The Resolution Board will have jurisdiction over all 1) cross-border groups, 2) entities not part of a group and groups which are considered significant under the SSM and 3) entities that have received financial aid from the European Stability Mechanism or from the European Financial Stability Facility and that the ECB has decided to exercise all of the relevant powers over directly ([1] ). These powers replace the FRA’s power in respect of the Finnish institutions that become subject to the SRM Regulation. The SRM Regulation provides much the same set of tools and early intervention measures to the Resolution Board as the BRRD and its Finnish implementing legislation does to the FIN-FSA and to the FRA. A pan-European Single Resolution Fund will be established to ensure efficient application of the resolution tools.

As the three largest Finnish financial groups are subject to the SRM Regulation ([2] ), a major part of the Finnish financial sector transferred from the scope of domestic legislation and from the jurisdiction of the Finnish authority to the single European mechanisms and supervision at the end of last year.

The Practical Effects of the New Legislation

The recovery and resolution legislation has not taken its full effect yet. Furthermore, it establishes a complex and multi-layered system with consequences that have not yet materialised. Naturally, one would hope that the resolution tools would not be needed in practice.

The SRM covers the Eurozone, but a number of Finnish institutions are members of pan-Nordic or Scandinavian consolidated groups. As Sweden remains outside of the single Eurozone mechanisms, it remains to be seen how the overarching powers of the European authorities in respect of significant institutions will fit with the traditional supervisory structures set up for Nordic financial groups and conglomerates in practice.
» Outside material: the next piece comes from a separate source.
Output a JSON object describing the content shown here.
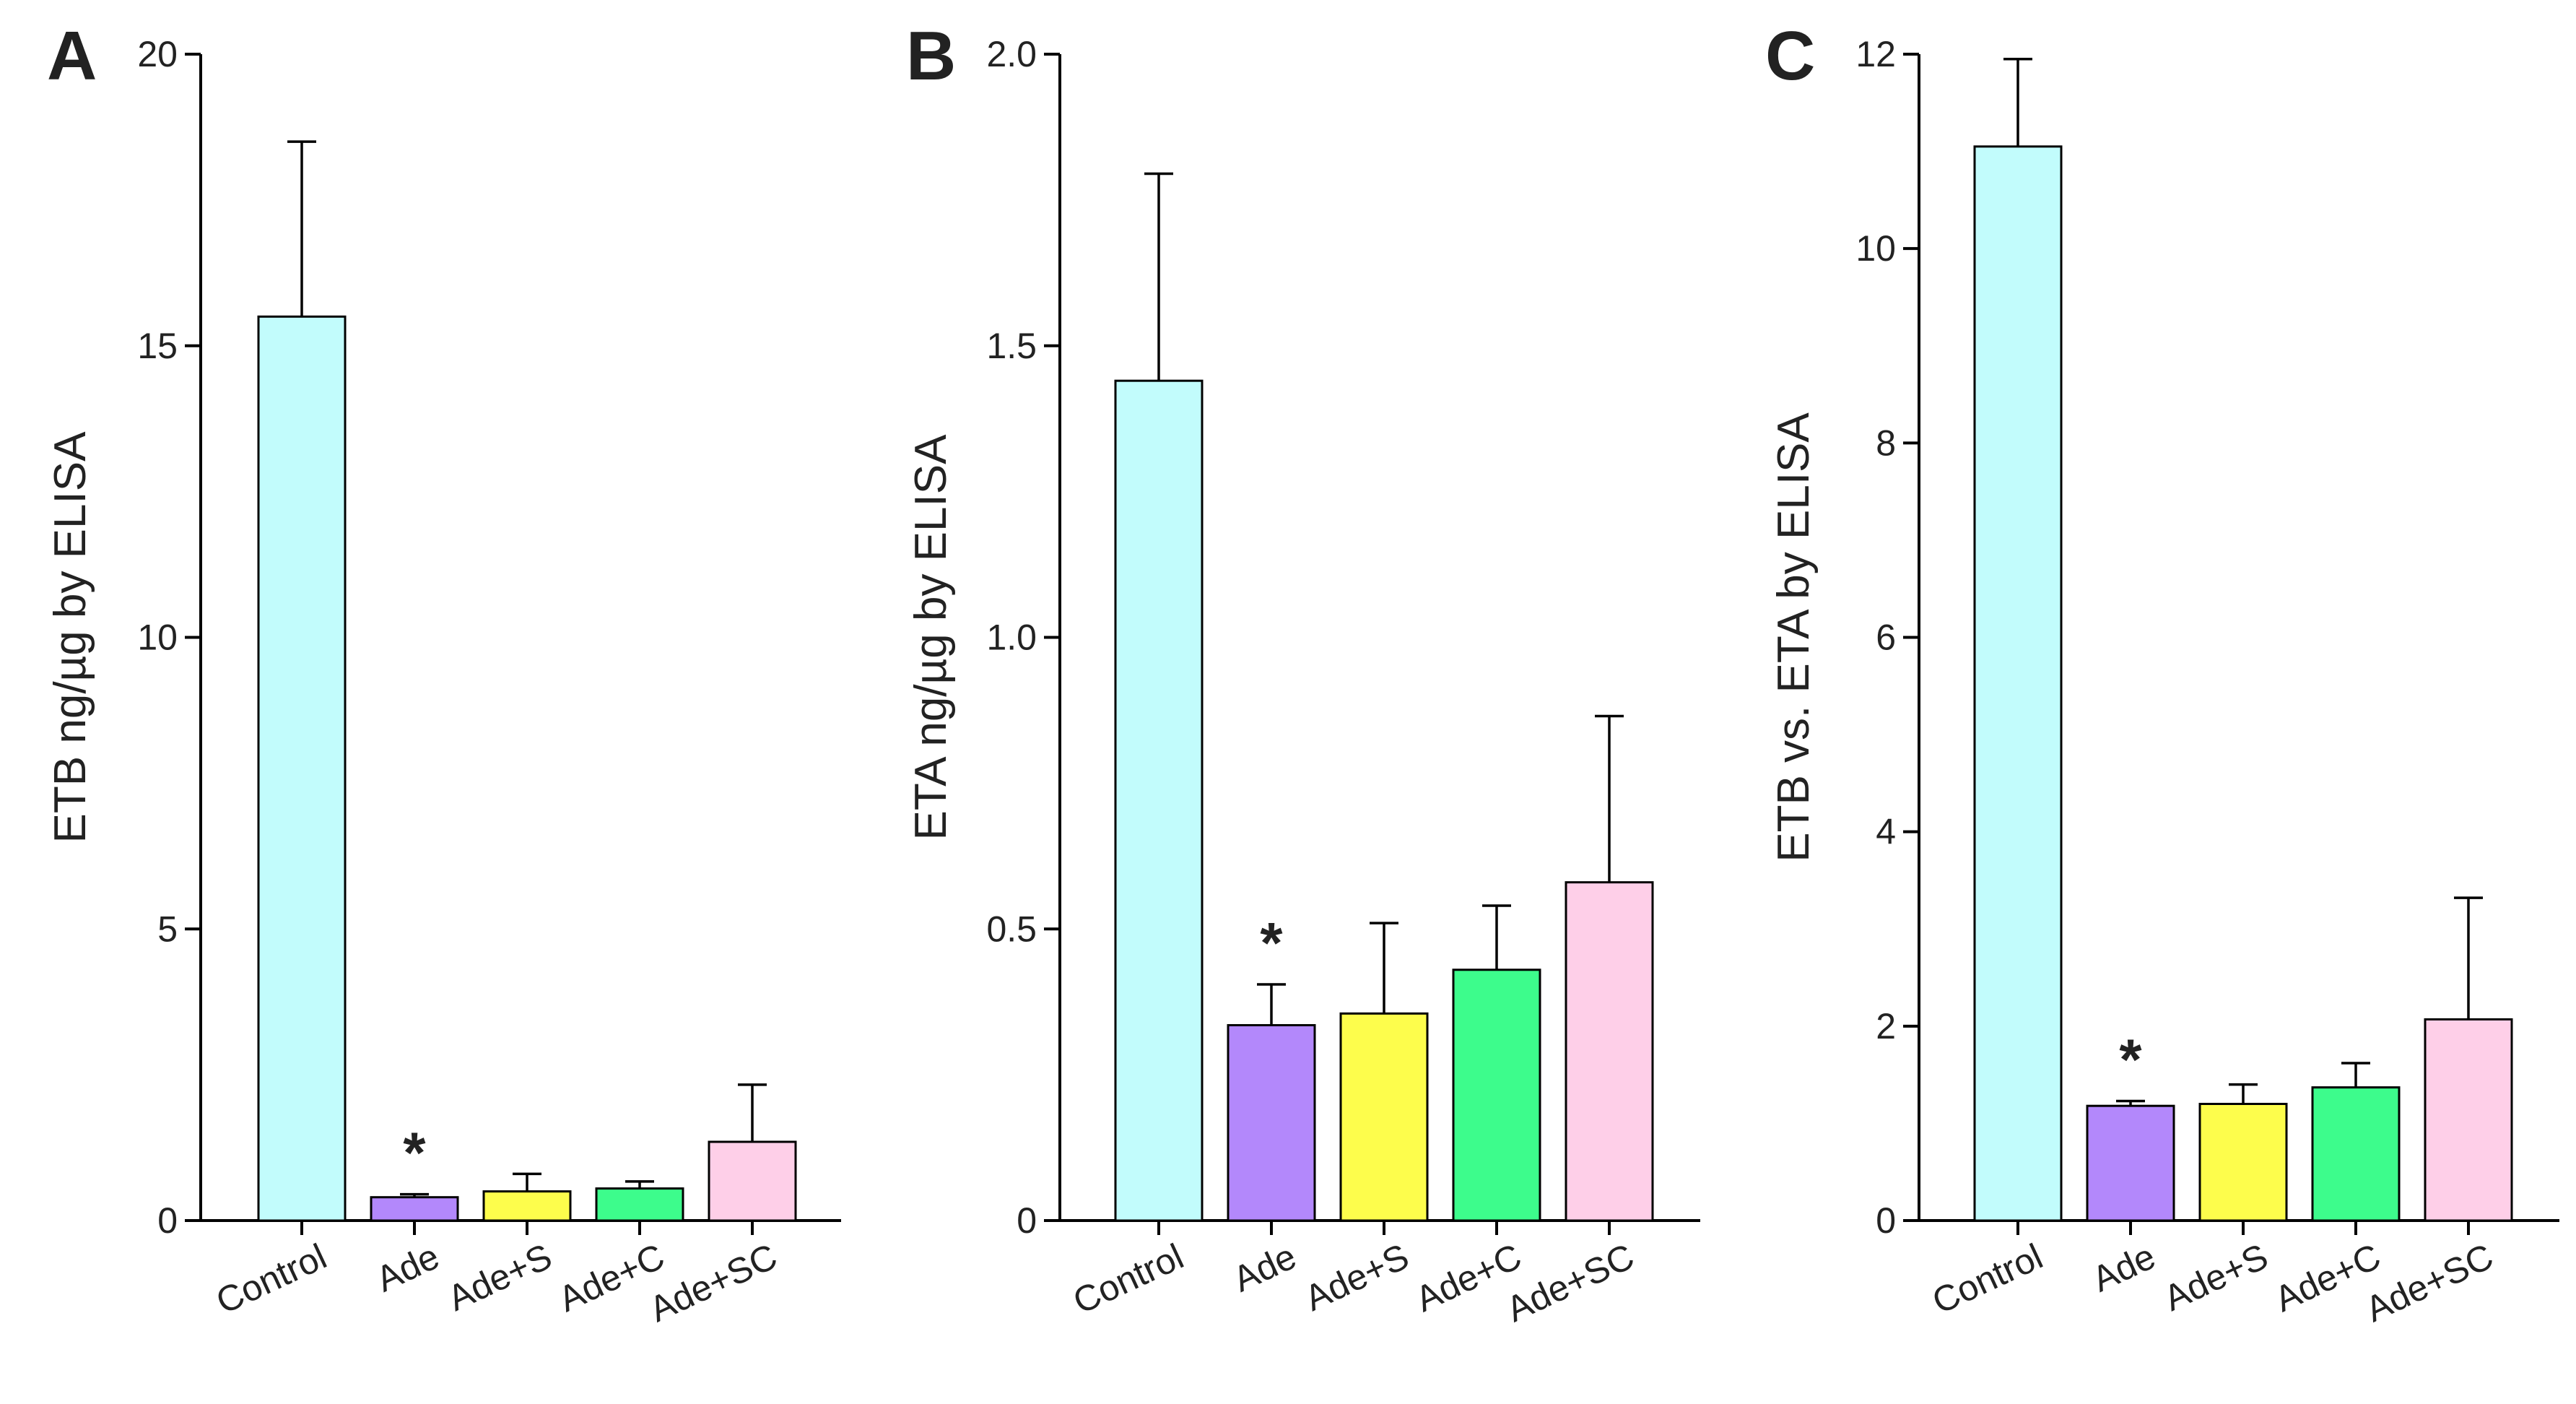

During 2015, the Finnish financial sector shall contribute the new resolution fund in total approximately 80 million euros as stability contributions. Furthermore, the financial sector shall pay administrative fees to cover the costs of the FRA. This comes in addition to the contributions to be made to the Finnish deposit guarantee scheme.

Apart from the administrative changes relating to the establishment of the FRA and the Finnish resolution fund, the new legislation requires banks and investment firms to draft plans and documentation to prepare for a distressed financial situation. In international practice, living wills tend to be relatively extensive documents requiring a fair amount of work. For investment firms in particular, the drafting of such documents is a new and somewhat unexpected burden.

The intrusive powers of the resolution authorities also cover bond holders, other creditors as well as shareholders of financial institutions. The risk that a bond may become subject to bail-in or write-down or that the shareholding may be wiped out in a resolution process may need to be taken into account as an additional risk factor in offering documents when these institutions act as issuers.

 

[1] Pursuant to government proposal 175/2014 regarding the implementing acts of the BRRD, the Finnish institutions that will be subject to the SRM rather than the BRRD are Nordea Bank Finland Oyj, Danske Bank Oyj and the OP Group.

[2] The same way as they are already subject to the SSM and the ECB’s supervision.